Learning to solve mazes using reinforcement learning algorithms like DynaQ, DynaQ+, Priority Sweeping, Heuristic Reward Learning, DQN and testing their performance compared to traditional algorithms. Goal is also to visualize the algorithms thinking and learning process.
added dynaQ agent, which shows quick learning from experience, but still takes 10000 episodes to finally start building towards the target policy due to the nature of the maze, and the reward being very far off
- a possible solution is to optimise exploration even more for the problem
- dynaQ+ algorithm solves this problem efficiently, that will be gen4
added a heuristic reward, less negative the closer you get to the goal... this speeds up training by a large factor and dynq q agents starts focusing on figuring out the shortest path to the solution while modelling the environment maze
- next steps is to move on to dynaq+ with time weighted exploration incentives with heuristics for faster convergence
fixed a lot of edge case bugs, and improved reward hypothesis, resulting
algorithms almost always converge withing 50 episodes and find optimal path(s)

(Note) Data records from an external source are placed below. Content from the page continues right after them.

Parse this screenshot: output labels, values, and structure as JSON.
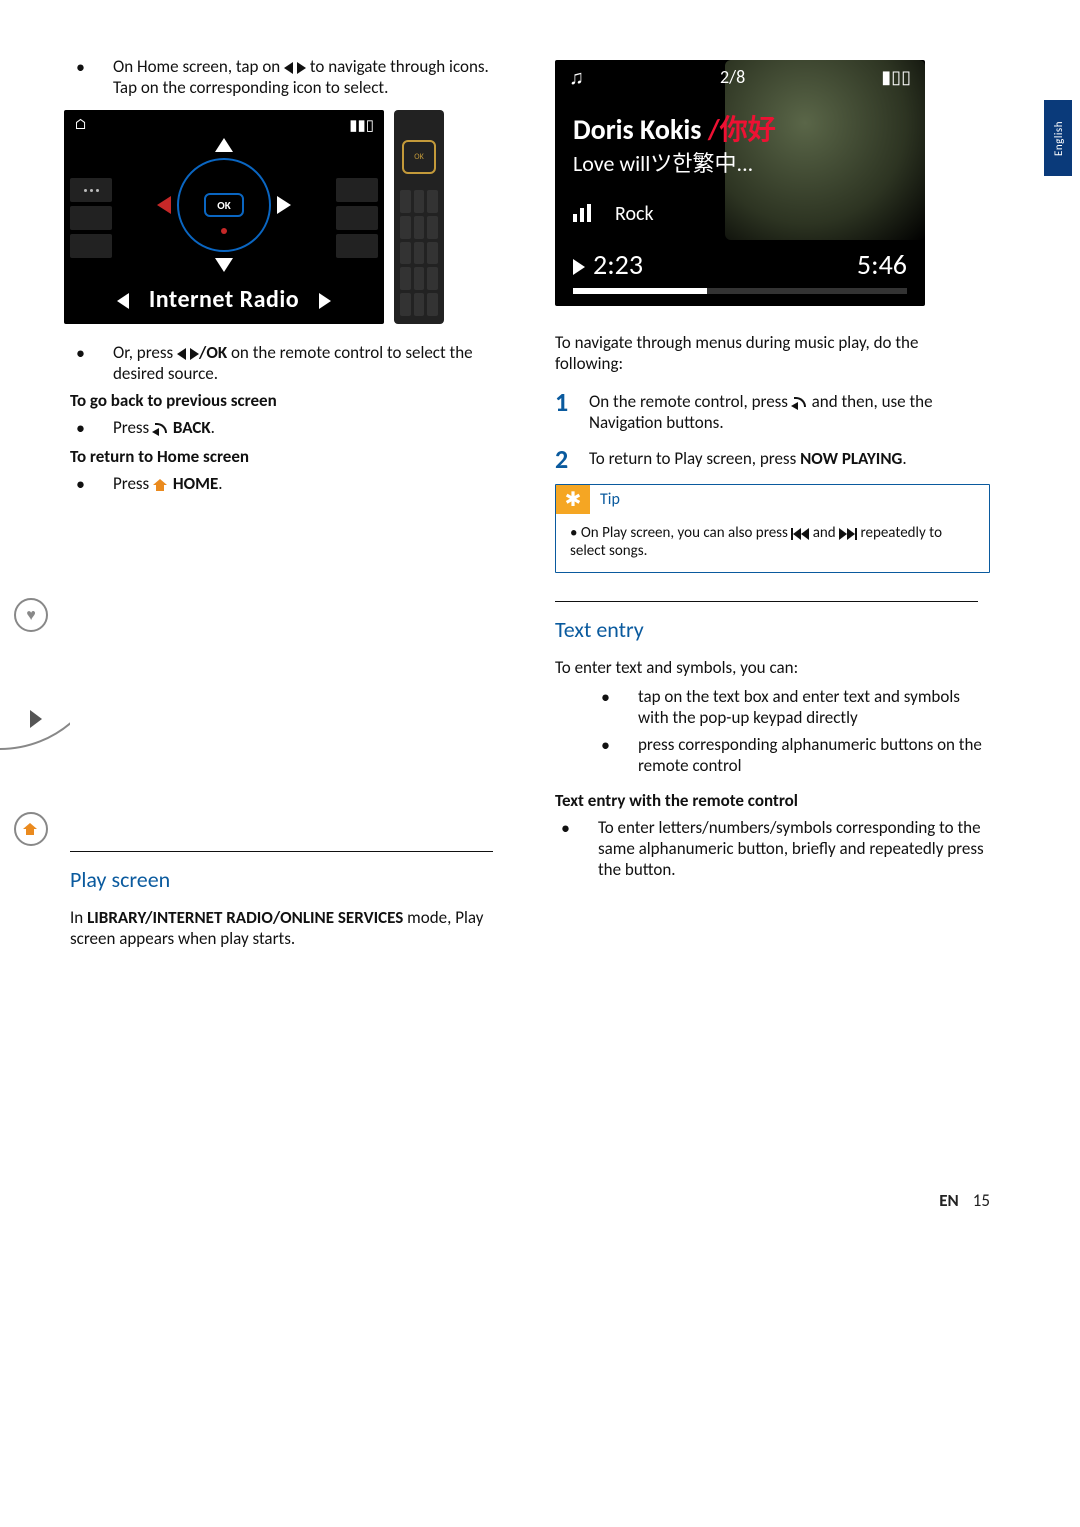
{
  "language_tab": "English",
  "left": {
    "bullets_top": {
      "item1_pre": "On Home screen, tap on ",
      "item1_post": " to navigate through icons. Tap on the corresponding icon to select."
    },
    "device_shot": {
      "bottom_label": "Internet Radio",
      "ok_label": "OK",
      "home_sym": "⌂",
      "signal_sym": "▮▮▯"
    },
    "bullets_mid": {
      "item1_pre": "Or, press ",
      "item1_ok": "/OK",
      "item1_post": " on the remote control to select the desired source."
    },
    "back_heading": "To go back to previous screen",
    "back_bullet_pre": "Press ",
    "back_bullet": "BACK",
    "home_heading": "To return to Home screen",
    "home_bullet_pre": "Press ",
    "home_bullet": "HOME",
    "play_heading": "Play screen",
    "play_para_pre": "In ",
    "play_para_bold": "LIBRARY/INTERNET RADIO/ONLINE SERVICES",
    "play_para_post": " mode, Play screen appears when play starts."
  },
  "right": {
    "playshot": {
      "counter": "2/8",
      "title_main": "Doris Kokis ",
      "title_red": "/你好",
      "title_sub": "Love willツ한繁中...",
      "genre": "Rock",
      "elapsed": "2:23",
      "total": "5:46",
      "note": "♫",
      "signal": "▮▯▯"
    },
    "nav_intro": "To navigate through menus during music play, do the following:",
    "step1_pre": "On the remote control, press ",
    "step1_post": " and then, use the Navigation buttons.",
    "step2_pre": "To return to Play screen, press ",
    "step2_bold": "NOW PLAYING",
    "tip_label": "Tip",
    "tip_body_pre": "On Play screen, you can also press ",
    "tip_body_mid": " and ",
    "tip_body_post": " repeatedly to select songs.",
    "text_entry_heading": "Text entry",
    "text_entry_intro": "To enter text and symbols, you can:",
    "te_b1": "tap on the text box and enter text and symbols with the pop-up keypad directly",
    "te_b2": "press corresponding alphanumeric buttons on the remote control",
    "te_sub": "Text entry with the remote control",
    "te_sub_bullet": "To enter letters/numbers/symbols corresponding to the same alphanumeric button, briefly and repeatedly press the button."
  },
  "footer": {
    "lang": "EN",
    "page": "15"
  }
}
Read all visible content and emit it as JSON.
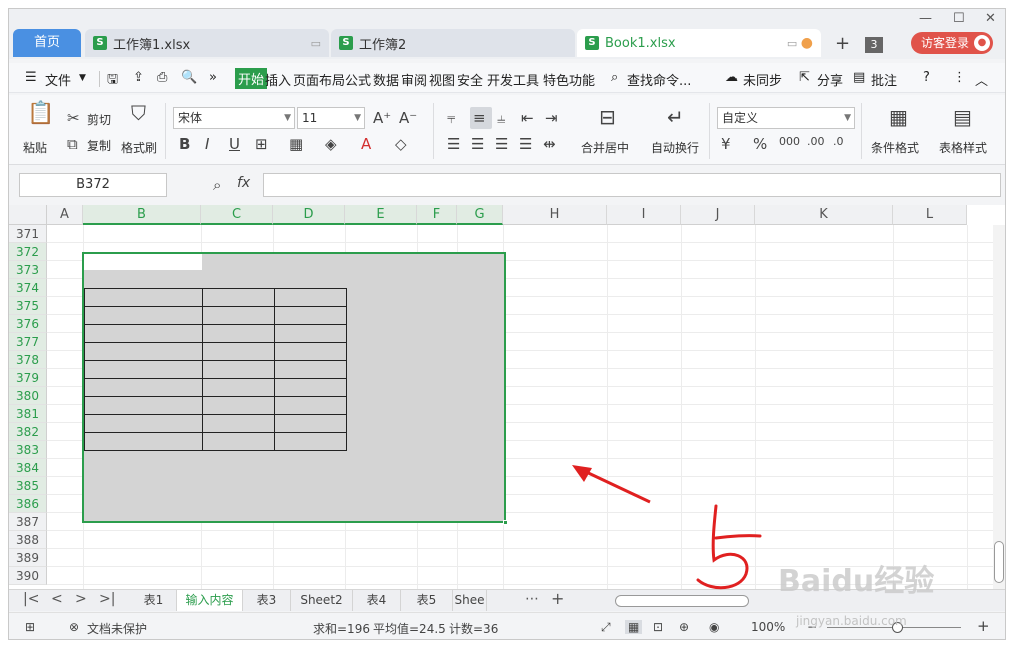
{
  "tabs": {
    "home": "首页",
    "docs": [
      {
        "label": "工作簿1.xlsx"
      },
      {
        "label": "工作簿2"
      },
      {
        "label": "Book1.xlsx"
      }
    ],
    "count": "3",
    "login": "访客登录"
  },
  "menu": {
    "file": "文件",
    "items": [
      "开始",
      "插入",
      "页面布局",
      "公式",
      "数据",
      "审阅",
      "视图",
      "安全",
      "开发工具",
      "特色功能"
    ],
    "search": "查找命令...",
    "sync": "未同步",
    "share": "分享",
    "comment": "批注"
  },
  "ribbon": {
    "paste": "粘贴",
    "cut": "剪切",
    "copy": "复制",
    "format_painter": "格式刷",
    "font_name": "宋体",
    "font_size": "11",
    "merge": "合并居中",
    "wrap": "自动换行",
    "number_format": "自定义",
    "cond_format": "条件格式",
    "table_style": "表格样式"
  },
  "formula": {
    "cell_ref": "B372",
    "fx": "fx",
    "content": ""
  },
  "columns": [
    "A",
    "B",
    "C",
    "D",
    "E",
    "F",
    "G",
    "H",
    "I",
    "J",
    "K",
    "L"
  ],
  "rows": [
    "371",
    "372",
    "373",
    "374",
    "375",
    "376",
    "377",
    "378",
    "379",
    "380",
    "381",
    "382",
    "383",
    "384",
    "385",
    "386",
    "387",
    "388",
    "389",
    "390"
  ],
  "sheets": [
    "表1",
    "输入内容",
    "表3",
    "Sheet2",
    "表4",
    "表5",
    "Shee"
  ],
  "status": {
    "protect": "文档未保护",
    "sum": "求和=196",
    "avg": "平均值=24.5",
    "count": "计数=36",
    "zoom": "100%"
  },
  "annotation": {
    "step": "5",
    "watermark": "Baidu经验",
    "watermark_url": "jingyan.baidu.com"
  },
  "colors": {
    "accent": "#2b9d4c",
    "home_tab": "#4a90e2",
    "login": "#e0534a",
    "annotation": "#e02020"
  }
}
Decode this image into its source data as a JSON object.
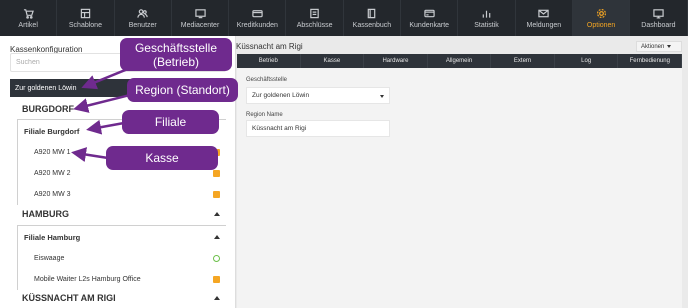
{
  "topnav": [
    {
      "label": "Artikel",
      "icon": "cart-icon"
    },
    {
      "label": "Schablone",
      "icon": "template-icon"
    },
    {
      "label": "Benutzer",
      "icon": "users-icon"
    },
    {
      "label": "Mediacenter",
      "icon": "media-icon"
    },
    {
      "label": "Kreditkunden",
      "icon": "credit-card-icon"
    },
    {
      "label": "Abschlüsse",
      "icon": "closing-icon"
    },
    {
      "label": "Kassenbuch",
      "icon": "cashbook-icon"
    },
    {
      "label": "Kundenkarte",
      "icon": "customer-card-icon"
    },
    {
      "label": "Statistik",
      "icon": "statistics-icon"
    },
    {
      "label": "Meldungen",
      "icon": "messages-icon"
    },
    {
      "label": "Optionen",
      "icon": "gear-icon",
      "active": true
    },
    {
      "label": "Dashboard",
      "icon": "dashboard-icon"
    }
  ],
  "left": {
    "title": "Kassenkonfiguration",
    "search_placeholder": "Suchen",
    "company": "Zur goldenen Löwin",
    "regions": [
      {
        "name": "BURGDORF",
        "filiale": "Filiale Burgdorf",
        "kassen": [
          {
            "name": "A920 MW 1",
            "status": "orange"
          },
          {
            "name": "A920 MW 2",
            "status": "orange"
          },
          {
            "name": "A920 MW 3",
            "status": "orange"
          }
        ]
      },
      {
        "name": "HAMBURG",
        "filiale": "Filiale Hamburg",
        "kassen": [
          {
            "name": "Eiswaage",
            "status": "green"
          },
          {
            "name": "Mobile Waiter L2s Hamburg Office",
            "status": "orange"
          }
        ]
      },
      {
        "name": "KÜSSNACHT AM RIGI"
      }
    ]
  },
  "right": {
    "title": "Küssnacht am Rigi",
    "actions_label": "Aktionen",
    "tabs": [
      "Betrieb",
      "Kasse",
      "Hardware",
      "Allgemein",
      "Extern",
      "Log",
      "Fernbedienung"
    ],
    "fields": {
      "geschaeftsstelle_label": "Geschäftsstelle",
      "geschaeftsstelle_value": "Zur goldenen Löwin",
      "region_label": "Region Name",
      "region_value": "Küssnacht am Rigi"
    }
  },
  "callouts": {
    "geschaeftsstelle": "Geschäftsstelle (Betrieb)",
    "region": "Region (Standort)",
    "filiale": "Filiale",
    "kasse": "Kasse"
  },
  "colors": {
    "nav_bg": "#23272c",
    "accent": "#f5a623",
    "callout": "#6f2a8e",
    "status_orange": "#f5a623",
    "status_green": "#6cc04a"
  }
}
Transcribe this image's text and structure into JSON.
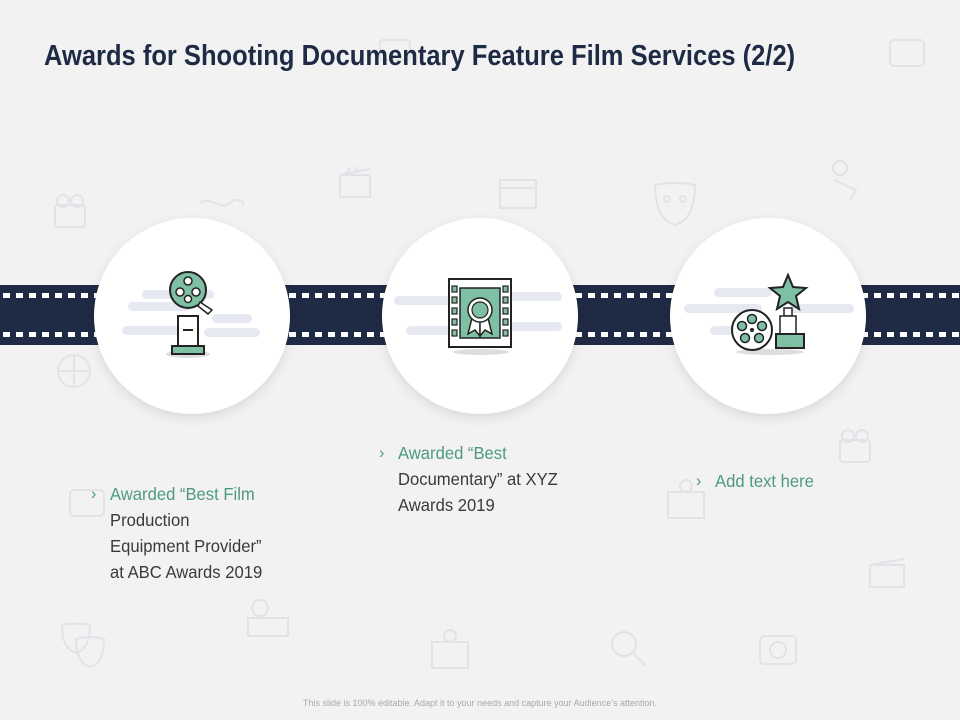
{
  "slide": {
    "title": "Awards for Shooting Documentary Feature Film Services (2/2)",
    "footer": "This slide is 100% editable. Adapt it to your needs and capture your Audience’s attention."
  },
  "awards": [
    {
      "icon": "film-reel-trophy-icon",
      "lines": [
        "Awarded “Best Film",
        "Production",
        "Equipment Provider”",
        "at ABC Awards 2019"
      ]
    },
    {
      "icon": "film-frame-medal-icon",
      "lines": [
        "Awarded “Best",
        "Documentary” at XYZ",
        "Awards 2019"
      ]
    },
    {
      "icon": "star-trophy-reel-icon",
      "lines": [
        "Add text here"
      ]
    }
  ],
  "colors": {
    "background": "#f2f2f3",
    "title": "#1f2b45",
    "film_strip": "#1f2b45",
    "accent_green": "#4e9a7e",
    "icon_green": "#7fbfa4",
    "body_text": "#3a3a3a",
    "footer_text": "#a8a8ae"
  }
}
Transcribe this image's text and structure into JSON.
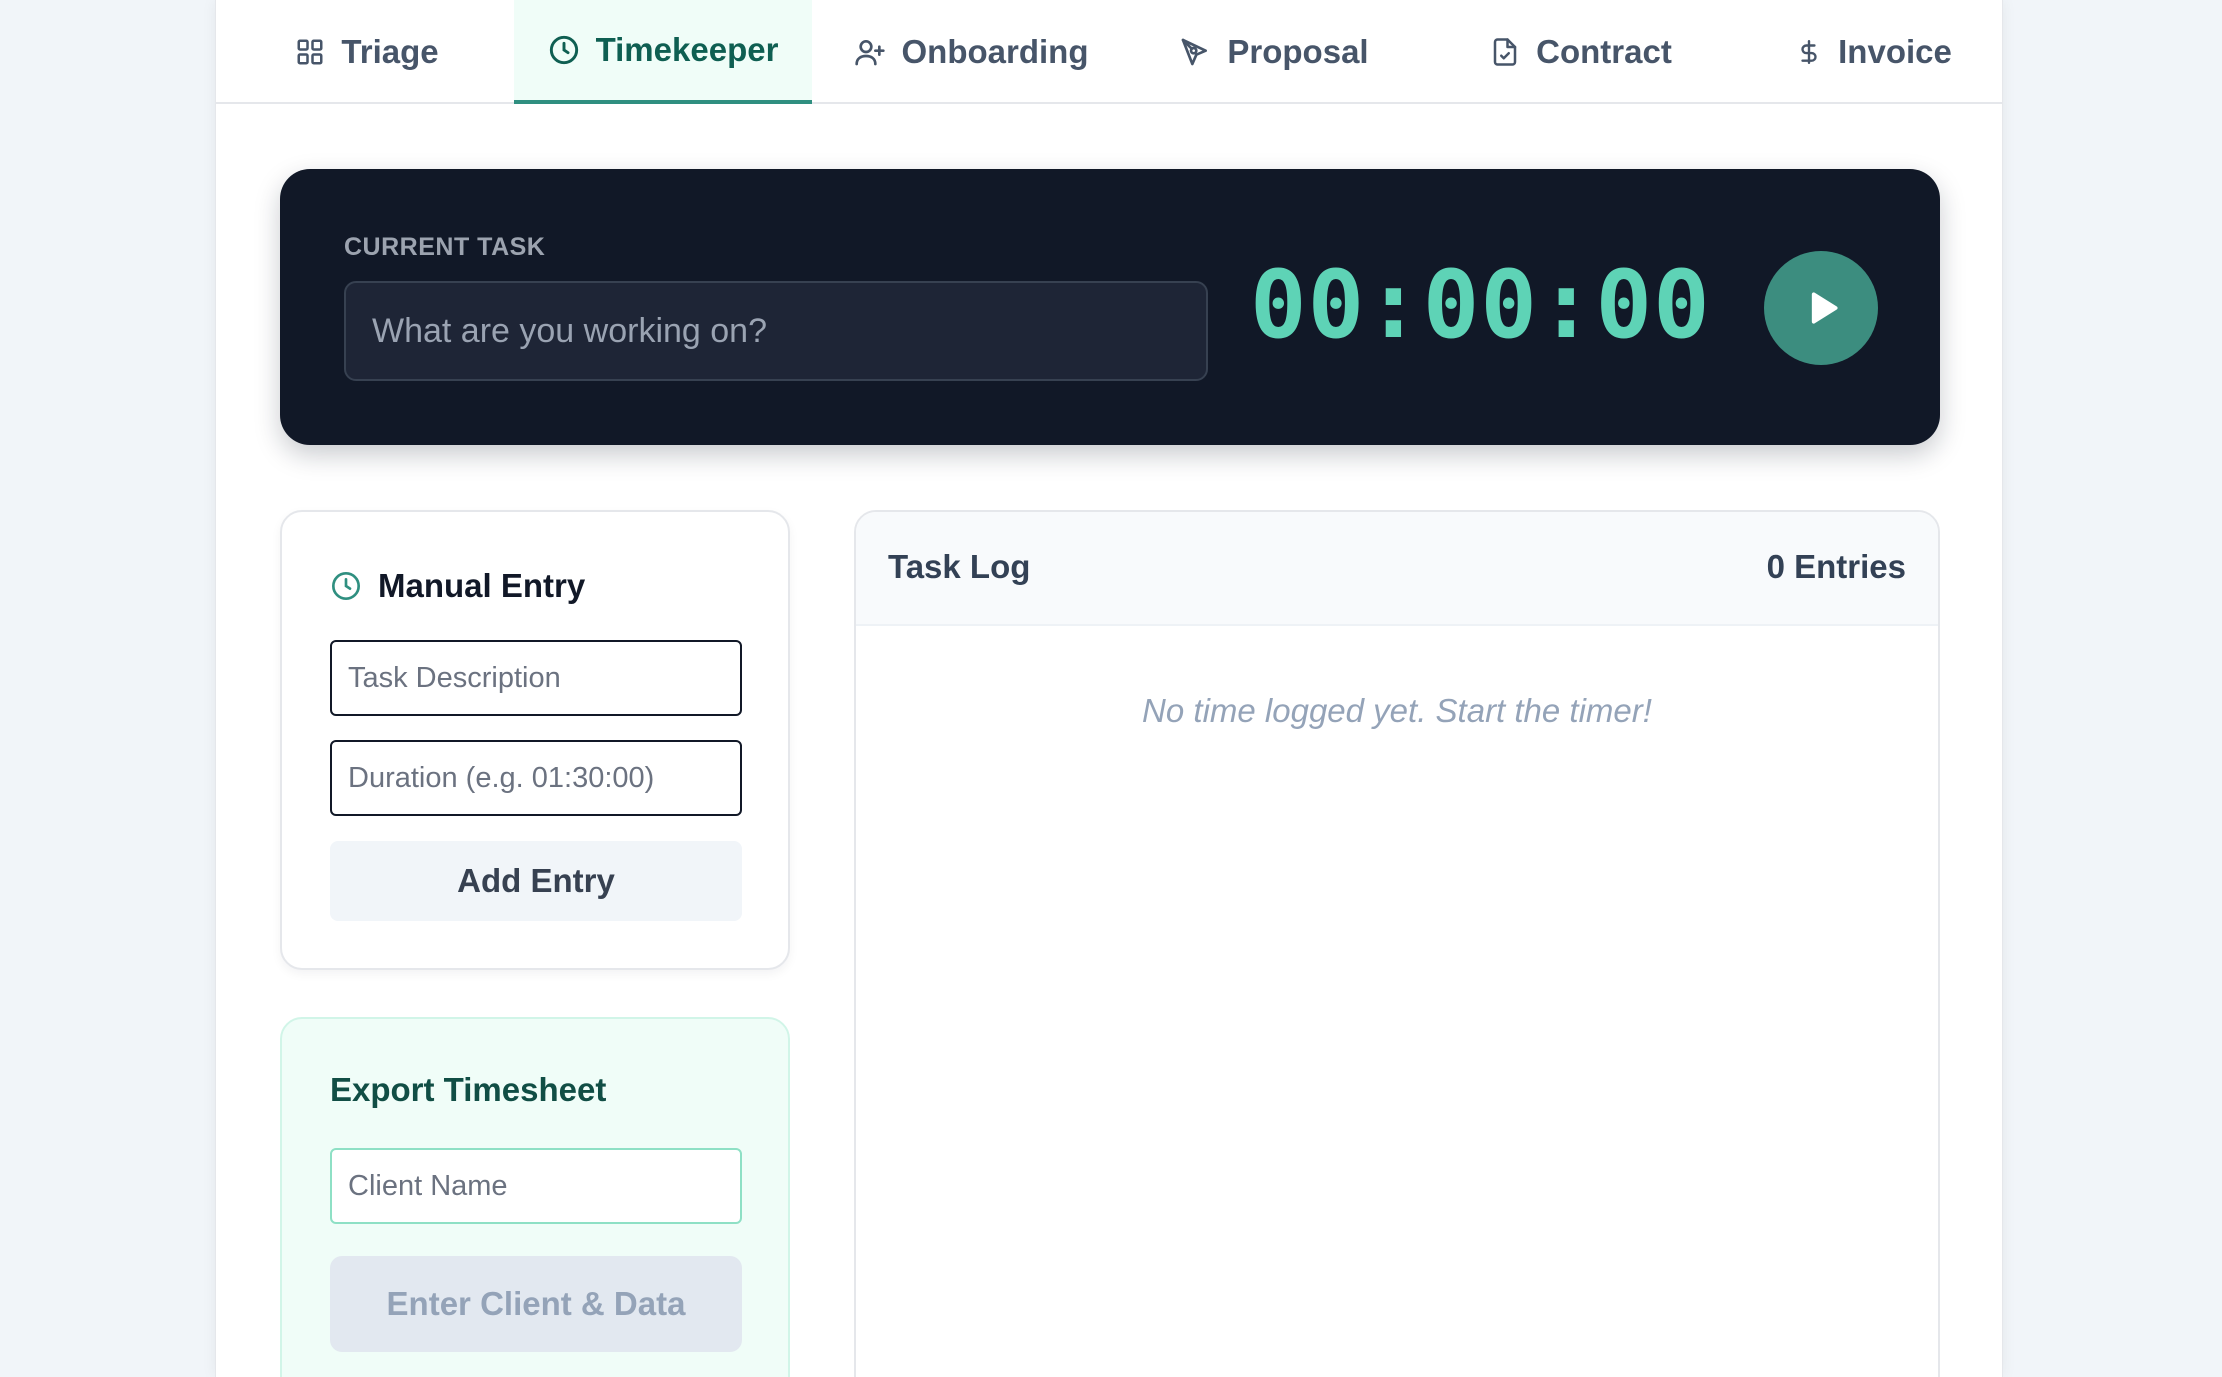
{
  "tabs": [
    {
      "label": "Triage",
      "icon": "grid-icon"
    },
    {
      "label": "Timekeeper",
      "icon": "clock-icon",
      "active": true
    },
    {
      "label": "Onboarding",
      "icon": "user-plus-icon"
    },
    {
      "label": "Proposal",
      "icon": "pen-tool-icon"
    },
    {
      "label": "Contract",
      "icon": "file-check-icon"
    },
    {
      "label": "Invoice",
      "icon": "dollar-icon"
    }
  ],
  "timer": {
    "label": "CURRENT TASK",
    "placeholder": "What are you working on?",
    "value": "",
    "clock": "00:00:00",
    "accent_color": "#5ed3b6"
  },
  "manual_entry": {
    "title": "Manual Entry",
    "task_placeholder": "Task Description",
    "duration_placeholder": "Duration (e.g. 01:30:00)",
    "add_label": "Add Entry"
  },
  "export": {
    "title": "Export Timesheet",
    "client_placeholder": "Client Name",
    "button_label": "Enter Client & Data"
  },
  "task_log": {
    "title": "Task Log",
    "count": "0 Entries",
    "empty_text": "No time logged yet. Start the timer!"
  }
}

soon after... dynaq heuristic finds more of the shortest paths withing the same
time frame
both models show high learning speed, and almost never repeat a blunder class
mistake they once made (hitting a wall or exiting the game scope), this is a
major advantage of dynaq planning+learning algorithms over naive q learning
- next step is to compare these 2 against dynaq+
adding a last-visit-time-delta based heuristic to the rewards in the planning phase to enhance explorative behaviour, dynaQ+, doesn't really help performance in this static maze problem setting. In some runs, it even reduces convergence speed because the agent starts exploring behaviour when it doesnt need to and already has a fact base
- next step is to add priority sweeping